When I returned from the bar, his newspaper had been stowed but his vigilance remained undimmed, and I found the steadfast military man addressing me now beneath a broad-brimmed hat and that unstinting friend of discretion, a pair of oversized spectacles.

‘The man may leave the wariness of the brotherhood’ he continued, upending his stout. ‘But it never quite leaves him’. He tapped the document in front of me, where some high ranking army brass had clearly written in biro super top secret. It showed a topographical map of Ireland with a series of concentric circles galloping around its northernmost perimeters.

‘Do I see before me a technical solution?’ I asked, admiringly, as he tore into a second stout, still not having troubled the stitching on his wallet on the evening.

‘You do’
gps?’
‘Not that’
‘Robot dogs?’
‘Never in life!’
‘Smart sensors?’
‘Hoho, you’re far off yet’

mobilising the troops

‘This is fancy talk’ said I, ‘but would you be mortally wounded if I asked you to extend upon this matter a more detailed explanation?’

‘Well’ he ventured, shaking his fist and laughing in an easy-going kind of way, ‘The border of course is only a border in the sense that it stops, whereas were one to ditch its line…’

He here pronounced line so that only an anarchist would have failed to hold it in their mind as a synonym for all that is unbecoming of the current century.

‘…and instead opt for an endlessly recursive and unpredictable sequence of moving boundaries.’

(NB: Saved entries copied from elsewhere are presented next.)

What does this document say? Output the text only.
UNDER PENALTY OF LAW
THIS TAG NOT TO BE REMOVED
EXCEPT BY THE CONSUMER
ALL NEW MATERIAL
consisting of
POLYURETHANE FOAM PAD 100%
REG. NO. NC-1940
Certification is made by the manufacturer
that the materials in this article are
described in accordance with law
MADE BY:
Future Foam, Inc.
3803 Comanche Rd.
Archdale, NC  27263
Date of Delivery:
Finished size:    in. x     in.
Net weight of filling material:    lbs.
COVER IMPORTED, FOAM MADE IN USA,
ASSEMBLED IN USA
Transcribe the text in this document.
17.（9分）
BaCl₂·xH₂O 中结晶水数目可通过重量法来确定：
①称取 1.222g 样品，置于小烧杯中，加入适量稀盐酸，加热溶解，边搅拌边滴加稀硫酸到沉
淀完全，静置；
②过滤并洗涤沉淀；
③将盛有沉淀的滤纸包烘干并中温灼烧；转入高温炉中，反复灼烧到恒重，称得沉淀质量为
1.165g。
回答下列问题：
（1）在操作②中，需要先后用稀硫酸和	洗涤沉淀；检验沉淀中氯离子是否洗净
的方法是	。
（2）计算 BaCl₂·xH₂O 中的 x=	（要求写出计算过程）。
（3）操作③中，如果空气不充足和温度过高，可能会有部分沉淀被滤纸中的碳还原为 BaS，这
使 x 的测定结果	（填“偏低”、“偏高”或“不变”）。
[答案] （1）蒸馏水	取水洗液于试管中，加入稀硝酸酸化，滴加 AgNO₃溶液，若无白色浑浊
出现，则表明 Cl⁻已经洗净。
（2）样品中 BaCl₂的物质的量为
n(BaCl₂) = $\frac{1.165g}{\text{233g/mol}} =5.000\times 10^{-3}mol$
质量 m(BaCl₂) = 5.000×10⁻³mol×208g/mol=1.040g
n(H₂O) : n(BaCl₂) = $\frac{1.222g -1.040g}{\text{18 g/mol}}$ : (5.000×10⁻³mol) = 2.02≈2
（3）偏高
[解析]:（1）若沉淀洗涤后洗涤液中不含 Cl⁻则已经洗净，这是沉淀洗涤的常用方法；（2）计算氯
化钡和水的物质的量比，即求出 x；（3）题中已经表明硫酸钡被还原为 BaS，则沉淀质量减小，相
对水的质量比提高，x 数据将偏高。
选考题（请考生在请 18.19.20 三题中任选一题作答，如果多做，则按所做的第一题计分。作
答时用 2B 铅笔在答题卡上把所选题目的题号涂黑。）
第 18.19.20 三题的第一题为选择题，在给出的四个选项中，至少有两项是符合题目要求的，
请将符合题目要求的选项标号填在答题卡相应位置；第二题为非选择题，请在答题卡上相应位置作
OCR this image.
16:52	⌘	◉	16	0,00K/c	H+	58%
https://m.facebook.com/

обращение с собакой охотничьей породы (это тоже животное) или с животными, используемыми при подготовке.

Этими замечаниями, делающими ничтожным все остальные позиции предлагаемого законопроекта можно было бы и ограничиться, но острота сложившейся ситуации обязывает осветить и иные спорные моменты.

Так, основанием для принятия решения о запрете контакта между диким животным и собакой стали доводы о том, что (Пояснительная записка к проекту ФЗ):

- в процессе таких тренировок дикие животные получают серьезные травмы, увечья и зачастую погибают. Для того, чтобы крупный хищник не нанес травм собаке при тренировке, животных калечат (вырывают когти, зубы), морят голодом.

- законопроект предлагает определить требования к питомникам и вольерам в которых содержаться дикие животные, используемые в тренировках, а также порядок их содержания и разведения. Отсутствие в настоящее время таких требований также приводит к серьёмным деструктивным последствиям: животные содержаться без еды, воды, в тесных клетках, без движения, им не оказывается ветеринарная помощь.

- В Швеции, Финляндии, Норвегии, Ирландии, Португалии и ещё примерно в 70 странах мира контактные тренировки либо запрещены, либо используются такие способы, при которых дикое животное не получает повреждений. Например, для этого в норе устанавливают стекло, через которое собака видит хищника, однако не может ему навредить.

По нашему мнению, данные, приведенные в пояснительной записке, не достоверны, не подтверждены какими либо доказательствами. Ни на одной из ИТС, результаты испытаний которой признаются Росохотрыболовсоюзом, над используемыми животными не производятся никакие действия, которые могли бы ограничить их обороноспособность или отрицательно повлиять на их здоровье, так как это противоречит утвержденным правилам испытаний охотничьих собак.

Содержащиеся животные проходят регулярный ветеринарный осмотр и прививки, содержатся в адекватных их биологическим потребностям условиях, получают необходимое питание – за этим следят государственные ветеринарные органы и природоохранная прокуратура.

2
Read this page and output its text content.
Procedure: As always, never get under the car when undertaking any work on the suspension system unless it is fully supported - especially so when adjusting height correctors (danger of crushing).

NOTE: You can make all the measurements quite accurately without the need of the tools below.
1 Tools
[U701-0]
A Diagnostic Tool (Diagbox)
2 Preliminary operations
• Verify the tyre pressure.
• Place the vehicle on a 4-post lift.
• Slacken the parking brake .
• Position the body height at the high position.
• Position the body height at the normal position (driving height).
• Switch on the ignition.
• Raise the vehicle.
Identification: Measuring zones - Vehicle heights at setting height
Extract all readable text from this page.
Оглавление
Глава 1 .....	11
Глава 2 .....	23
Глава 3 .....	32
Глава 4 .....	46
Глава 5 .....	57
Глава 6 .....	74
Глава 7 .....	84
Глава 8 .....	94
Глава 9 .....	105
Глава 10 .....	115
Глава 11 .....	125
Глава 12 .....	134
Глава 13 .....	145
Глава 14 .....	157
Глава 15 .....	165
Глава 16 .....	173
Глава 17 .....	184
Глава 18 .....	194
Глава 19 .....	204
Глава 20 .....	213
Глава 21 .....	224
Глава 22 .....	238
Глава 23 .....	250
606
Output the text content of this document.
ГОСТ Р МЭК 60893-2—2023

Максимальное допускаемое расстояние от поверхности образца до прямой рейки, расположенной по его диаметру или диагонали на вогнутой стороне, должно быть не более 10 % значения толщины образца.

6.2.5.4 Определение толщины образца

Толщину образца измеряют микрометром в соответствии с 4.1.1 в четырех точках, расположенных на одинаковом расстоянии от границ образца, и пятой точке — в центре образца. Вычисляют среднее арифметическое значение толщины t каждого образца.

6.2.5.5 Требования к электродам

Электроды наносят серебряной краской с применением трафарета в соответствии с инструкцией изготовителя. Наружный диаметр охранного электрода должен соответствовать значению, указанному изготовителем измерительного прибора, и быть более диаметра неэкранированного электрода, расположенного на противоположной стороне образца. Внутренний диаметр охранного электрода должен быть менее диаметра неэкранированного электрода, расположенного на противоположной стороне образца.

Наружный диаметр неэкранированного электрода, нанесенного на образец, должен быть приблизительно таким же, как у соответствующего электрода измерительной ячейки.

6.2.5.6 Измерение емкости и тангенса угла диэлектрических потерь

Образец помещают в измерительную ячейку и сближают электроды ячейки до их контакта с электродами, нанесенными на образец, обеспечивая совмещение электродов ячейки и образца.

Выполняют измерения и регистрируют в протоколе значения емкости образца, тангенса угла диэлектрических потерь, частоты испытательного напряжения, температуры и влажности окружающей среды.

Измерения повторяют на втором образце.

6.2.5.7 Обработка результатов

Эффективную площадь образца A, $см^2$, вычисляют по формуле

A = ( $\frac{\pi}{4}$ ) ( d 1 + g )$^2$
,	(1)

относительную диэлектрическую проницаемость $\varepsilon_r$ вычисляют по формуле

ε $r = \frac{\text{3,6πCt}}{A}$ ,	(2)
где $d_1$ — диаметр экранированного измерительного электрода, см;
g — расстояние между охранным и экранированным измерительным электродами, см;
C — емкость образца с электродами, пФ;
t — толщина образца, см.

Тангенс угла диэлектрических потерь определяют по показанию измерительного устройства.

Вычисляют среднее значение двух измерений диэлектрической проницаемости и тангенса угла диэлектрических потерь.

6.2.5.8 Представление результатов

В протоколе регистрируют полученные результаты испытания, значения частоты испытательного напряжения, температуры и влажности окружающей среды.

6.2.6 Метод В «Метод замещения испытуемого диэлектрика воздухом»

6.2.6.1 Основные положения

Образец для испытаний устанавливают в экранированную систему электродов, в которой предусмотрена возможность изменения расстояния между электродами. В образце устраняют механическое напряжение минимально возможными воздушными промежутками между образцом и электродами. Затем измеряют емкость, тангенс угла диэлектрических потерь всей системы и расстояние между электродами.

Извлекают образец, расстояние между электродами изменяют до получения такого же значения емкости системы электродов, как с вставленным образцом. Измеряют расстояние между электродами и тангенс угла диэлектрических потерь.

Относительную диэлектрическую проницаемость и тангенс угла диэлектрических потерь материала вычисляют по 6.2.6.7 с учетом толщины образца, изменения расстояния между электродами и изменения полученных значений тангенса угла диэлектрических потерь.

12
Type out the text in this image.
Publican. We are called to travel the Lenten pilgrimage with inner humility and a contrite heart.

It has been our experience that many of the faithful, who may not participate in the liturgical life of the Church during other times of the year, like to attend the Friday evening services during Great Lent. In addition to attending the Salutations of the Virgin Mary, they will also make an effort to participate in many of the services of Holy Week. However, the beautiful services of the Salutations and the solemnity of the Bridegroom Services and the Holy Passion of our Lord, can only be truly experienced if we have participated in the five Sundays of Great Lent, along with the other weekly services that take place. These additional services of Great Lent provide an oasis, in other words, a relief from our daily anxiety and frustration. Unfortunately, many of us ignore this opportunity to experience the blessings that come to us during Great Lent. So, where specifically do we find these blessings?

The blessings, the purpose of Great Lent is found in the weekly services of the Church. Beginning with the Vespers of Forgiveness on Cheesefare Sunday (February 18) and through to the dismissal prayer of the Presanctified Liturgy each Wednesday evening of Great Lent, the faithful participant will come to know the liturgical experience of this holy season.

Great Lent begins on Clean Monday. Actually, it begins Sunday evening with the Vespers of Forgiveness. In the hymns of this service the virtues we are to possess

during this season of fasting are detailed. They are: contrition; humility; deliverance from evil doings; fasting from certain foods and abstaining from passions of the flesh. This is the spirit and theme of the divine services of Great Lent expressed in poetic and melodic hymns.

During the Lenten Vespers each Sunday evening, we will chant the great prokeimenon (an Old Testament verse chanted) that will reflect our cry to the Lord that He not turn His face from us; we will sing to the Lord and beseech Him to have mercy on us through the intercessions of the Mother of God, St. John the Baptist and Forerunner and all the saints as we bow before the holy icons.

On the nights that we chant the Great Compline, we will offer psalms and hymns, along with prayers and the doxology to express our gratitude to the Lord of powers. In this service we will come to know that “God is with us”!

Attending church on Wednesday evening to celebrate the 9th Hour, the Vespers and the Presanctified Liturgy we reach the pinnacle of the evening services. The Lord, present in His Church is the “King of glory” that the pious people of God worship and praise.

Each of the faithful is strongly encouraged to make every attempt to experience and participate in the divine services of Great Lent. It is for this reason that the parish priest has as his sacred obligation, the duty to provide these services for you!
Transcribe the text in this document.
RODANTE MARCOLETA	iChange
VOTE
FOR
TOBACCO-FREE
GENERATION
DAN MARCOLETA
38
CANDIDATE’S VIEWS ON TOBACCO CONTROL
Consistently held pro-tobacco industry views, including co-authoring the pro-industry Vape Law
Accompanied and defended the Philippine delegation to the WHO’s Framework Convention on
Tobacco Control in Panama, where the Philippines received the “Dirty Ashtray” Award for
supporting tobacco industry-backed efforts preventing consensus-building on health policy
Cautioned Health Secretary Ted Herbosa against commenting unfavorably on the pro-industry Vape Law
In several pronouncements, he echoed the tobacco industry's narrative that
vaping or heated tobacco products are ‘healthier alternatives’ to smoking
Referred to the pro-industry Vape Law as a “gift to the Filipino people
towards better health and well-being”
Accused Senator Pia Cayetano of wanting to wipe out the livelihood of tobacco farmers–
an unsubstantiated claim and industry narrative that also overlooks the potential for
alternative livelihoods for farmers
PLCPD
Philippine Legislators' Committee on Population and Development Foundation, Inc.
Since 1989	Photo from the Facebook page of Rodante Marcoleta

This last word was delivered with a freshness suggestive of summer lawns and Sicilian cream.

‘You speak, kiss my hand, of a mobile border?’

‘The very man’ was his reply. ‘We randomise the position of the border depending on an algorithmic calculation of its least likely position each evening, and mobilise our men to occupy its new frontiers on an ad-hoc basis. There are mechanisms known to science which would enable a pop-up border; one that could be assembled and torn down in every such way, indoor and out, as and when required.’

‘How’ I asked, as he tapped his empty glass and winked at my purse, ‘would people know where the border was on any given Thursday?’

‘Simple’ he snorted, as I placed a third in front of him. ‘We give details of the new border each evening on the nightly news, allowing the information to those locals who wish to travel, while frustrating those slippery migrants who will not be sufficiently local to catch the segment. I refer here, of course, to those travelling. Any of those more immediately affected will be aware of the new border long before its location is broadcast.’

‘How’ said I, ‘in the name of Christ?’

‘Even the most gentle-minded Ulsterman’ he proffered between slurps, ‘would surely notice the temporary repopulation of a favourite shed, now occupied by eighteen cheerful squaddies, dogs, sandbags and rifles. Additionally, so as to avoid any chance they might go undetected, we insist all men are uniformly lacking in discretion when it comes to knocking through walls and requesting refreshments. Actually while we pass that subject – could you oblige me at the bar?’

He here paused to rub his belly in a gesture of thirst and lick the last drop from the outside of the glass.

for another glass

’What of matters relating to currency?’

‘A jar by the bed would see the thing done’

‘Border crossings?’

‘A stirring lottery to relieve the boredom of the daytime driver’

‘Have the eu had their say?’

‘For one glass more I’ll email them for you now’

Having garnered enough scoop for this dispatch, I made it plain I might retire for the evening, but wondered aloud why it had fallen on me to me to stand his rounds, considering his friend had been sitting, silent, beside him all evening, and could have easily chanced being seen at the bar.

‘Oh, I’d love to’ mumbled Gavin Williamson behind a balaclava, ‘but money’s been tight these past few weeks and, in any case, a soldier knows never to take the risk.’